(Credits: UK Mod)
Da Sangin alla diga di Kajaki, da Musa Qala a Marjah. In quella provincia hanno combattuto duramente (guarda il video) per cinque anni uccidendo migliaia di talebani e lasciando sul terreno 281 caduti e oltre mille feriti. Presto le truppe di Sua Maestà britannica potrebbero ritirarsi da Helmand sconfitte non dai talebani ma dalle pressioni di Washington e dai problemi del governo di Londra pressato dalla duplice esigenza di ridurre i costi e diminuire le perdite in un conflitto sempre meno popolare.
I britannici schierano in Afghanistan 9.500 militari, quasi tutti a Helmand, e hanno la guida del Regional Command South, il settore più importante tra i cinque nei quali è stato diviso l’Afghanistan dove sono schierati 50.000 militari alleati per oltre la metà statunitensi.
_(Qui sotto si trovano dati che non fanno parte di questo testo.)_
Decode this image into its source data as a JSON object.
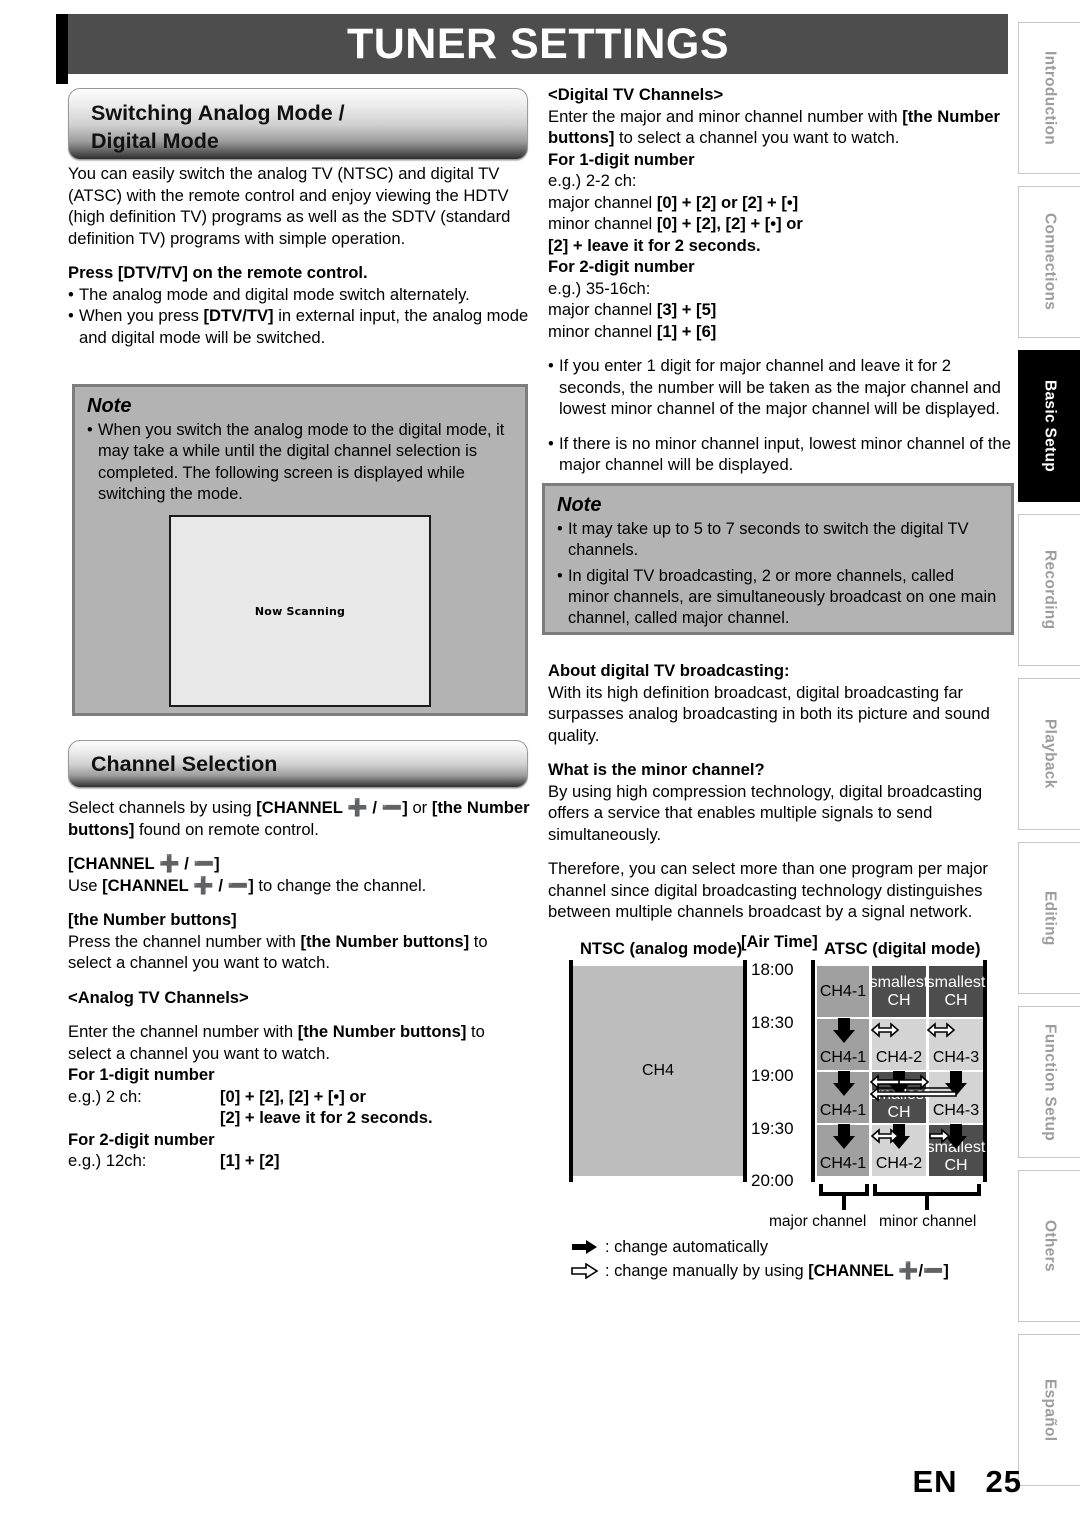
{
  "header": {
    "title": "TUNER SETTINGS"
  },
  "footer": {
    "lang": "EN",
    "page": "25"
  },
  "tabs": [
    {
      "label": "Introduction",
      "active": false
    },
    {
      "label": "Connections",
      "active": false
    },
    {
      "label": "Basic Setup",
      "active": true
    },
    {
      "label": "Recording",
      "active": false
    },
    {
      "label": "Playback",
      "active": false
    },
    {
      "label": "Editing",
      "active": false
    },
    {
      "label": "Function Setup",
      "active": false
    },
    {
      "label": "Others",
      "active": false
    },
    {
      "label": "Español",
      "active": false
    }
  ],
  "left": {
    "banner1_line1": "Switching Analog Mode /",
    "banner1_line2": "Digital Mode",
    "intro": "You can easily switch the analog TV (NTSC) and digital TV (ATSC) with the remote control and enjoy viewing the HDTV (high definition TV) programs as well as the SDTV (standard definition TV) programs with simple operation.",
    "press_heading": "Press [DTV/TV] on the remote control.",
    "bullet1": "The analog mode and digital mode switch alternately.",
    "bullet2_a": "When you press ",
    "bullet2_b": "[DTV/TV]",
    "bullet2_c": " in external input, the analog mode and digital mode will be switched.",
    "note_title": "Note",
    "note_bullet": "When you switch the analog mode to the digital mode, it may take a while until the digital channel selection is completed. The following screen is displayed while switching the mode.",
    "tv_screen_text": "Now Scanning",
    "banner2": "Channel Selection",
    "select_a": "Select channels by using ",
    "select_b": "[CHANNEL ➕ / ➖]",
    "select_c": " or ",
    "select_d": "[the Number buttons]",
    "select_e": " found on remote control.",
    "channel_heading": "[CHANNEL ➕ / ➖]",
    "channel_use_a": "Use ",
    "channel_use_b": "[CHANNEL ➕ / ➖]",
    "channel_use_c": " to change the channel.",
    "numbuttons_heading": "[the Number buttons]",
    "numbuttons_a": "Press the channel number with ",
    "numbuttons_b": "[the Number buttons]",
    "numbuttons_c": " to select a channel you want to watch.",
    "analog_heading": "<Analog TV Channels>",
    "analog_a": "Enter the channel number with ",
    "analog_b": "[the Number buttons]",
    "analog_c": " to select a channel you want to watch.",
    "one_digit_heading": "For 1-digit number",
    "one_digit_eg": "e.g.) 2 ch:",
    "one_digit_val1": "[0] + [2], [2] + [•] or",
    "one_digit_val2": "[2] + leave it for 2 seconds.",
    "two_digit_heading": "For 2-digit number",
    "two_digit_eg": "e.g.) 12ch:",
    "two_digit_val": "[1] + [2]"
  },
  "right": {
    "digital_heading": "<Digital TV Channels>",
    "digital_a": "Enter the major and minor channel number with ",
    "digital_b": "[the Number buttons]",
    "digital_c": " to select a channel you want to watch.",
    "one_digit_heading": "For 1-digit number",
    "one_digit_eg": "e.g.) 2-2 ch:",
    "one_major_key": "major channel",
    "one_major_val": "[0] + [2] or [2] + [•]",
    "one_minor_key": "minor channel",
    "one_minor_val1": "[0] + [2], [2] + [•] or",
    "one_minor_val2": "[2] + leave it for 2 seconds.",
    "two_digit_heading": "For 2-digit number",
    "two_digit_eg": "e.g.) 35-16ch:",
    "two_major_key": "major channel",
    "two_major_val": "[3] + [5]",
    "two_minor_key": "minor channel",
    "two_minor_val": "[1] + [6]",
    "bullet1": "If you enter 1 digit for major channel and leave it for 2 seconds, the number will be taken as the major channel and lowest minor channel of the major channel will be displayed.",
    "bullet2": "If there is no minor channel input, lowest minor channel of the major channel will be displayed.",
    "note_title": "Note",
    "note_bullet1": "It may take up to 5 to 7 seconds to switch the digital TV channels.",
    "note_bullet2": "In digital TV broadcasting, 2 or more channels, called minor channels, are simultaneously broadcast on one main channel, called major channel.",
    "about_heading": "About digital TV broadcasting:",
    "about_body": "With its high definition broadcast, digital broadcasting far surpasses analog broadcasting in both its picture and sound quality.",
    "minor_heading": "What is the minor channel?",
    "minor_body1": "By using high compression technology, digital broadcasting offers a service that enables multiple signals to send simultaneously.",
    "minor_body2": "Therefore, you can select more than one program per major channel since digital broadcasting technology distinguishes between multiple channels broadcast by a signal network."
  },
  "diagram": {
    "ntsc_label": "NTSC (analog mode)",
    "airtime_label": "[Air Time]",
    "atsc_label": "ATSC (digital mode)",
    "ntsc_channel": "CH4",
    "times": [
      "18:00",
      "18:30",
      "19:00",
      "19:30",
      "20:00"
    ],
    "grid": [
      [
        "CH4-1",
        "smallest\nCH",
        "smallest\nCH"
      ],
      [
        "CH4-1",
        "CH4-2",
        "CH4-3"
      ],
      [
        "CH4-1",
        "smallest\nCH",
        "CH4-3"
      ],
      [
        "CH4-1",
        "CH4-2",
        "smallest\nCH"
      ]
    ],
    "major_brace_label": "major channel",
    "minor_brace_label": "minor channel",
    "legend_auto": ": change automatically",
    "legend_manual_a": ": change manually by using ",
    "legend_manual_b": "[CHANNEL ➕/➖]"
  }
}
Gli Usa, che guidano le forze alleate, vogliono però il comando della provincia e dell’intero settore meridionale sia perché vi schierano le forze più rilevanti sia perché contestano la mancanza di successi tangibili conseguiti in questi anni dai britannici che, pur schierando il secondo contingente tra i 44 Paesi alleati presenti in Afghanistan, non hanno mai avuto le forze sufficienti a pacificare e controllare la zona. Londra e Washington si sono spesso confrontate anche aspramente sui metodi da applicare nella lotta alla guerriglia e alla produzione di oppio.
Nella questione è sceso in campo il deputato afghano Shukreya Barekzai che ha definito il ritiro degli inglesi “una buona cosa perché la loro presenza e ruolo sono stati un problema per la popolazione in quella provincia”. In realtà i britannici hanno ottimi rapporti con il governatore della provincia, Gulab Mangal, ma qualche difficoltà con i vertici di esercito e polizia afghani più volte accusati dagli ufficiali di Sua Maestà di corruzione, inefficienza e intesa con i talebani. Anche il presidente Hamid Karzai non ha mai nascosto le critiche per la gestione britannica di Helmand, giudicata eccessivamente autonoma da Kabul.
A rendere ufficiale l’ipotesi di un imminente cambio della guardia ha contribuito il 24 aprile l’intervista all’agenzia di stampa afghana Pajwhok del portavoce del comando ISAF, il generale Eric Tremblay. “La decisione non è ancora definitiva”, ha detto l’ufficiale canadese “e viene valutata in base alle esigenze militari e strategiche sul terreno in vista della futura partenza da Kandahar dei contingenti olandese e canadese”. Il ritiro di olandesi e canadesi e la riduzione già annunciata per il 2011 del contingente danese, in tutto circa 5 mila militari, imporrà di “tappare i buchi” nello schieramento alleato.
Il trasferimento dei britannici verrà deciso dal prossimo governo che uscirà dalle elezioni politiche del 6 maggio e che potrebbe comunque valutarlo positivamente perché equivarrebbe a una riduzione dell’impegno e a un probabile calo delle perdite. La guerra afghana sarà in ogni caso una patata bollente per il prossimo inquilino del numero 10 di Downing Street poiché il malumore tra i militari è palpabile e l’abbandono di Helmand verrebbe interpretato come una doppia sconfitta, contro i talebani e contro l’arroganza e lo strapotere degli yankees che del resto gestiscono ormai da padroni tutto il teatro operativo afghano forti del numero (80 mila soldati contro 40 mila alleati) e della ridotta disponibilità al combattimento di molti contingenti alleati.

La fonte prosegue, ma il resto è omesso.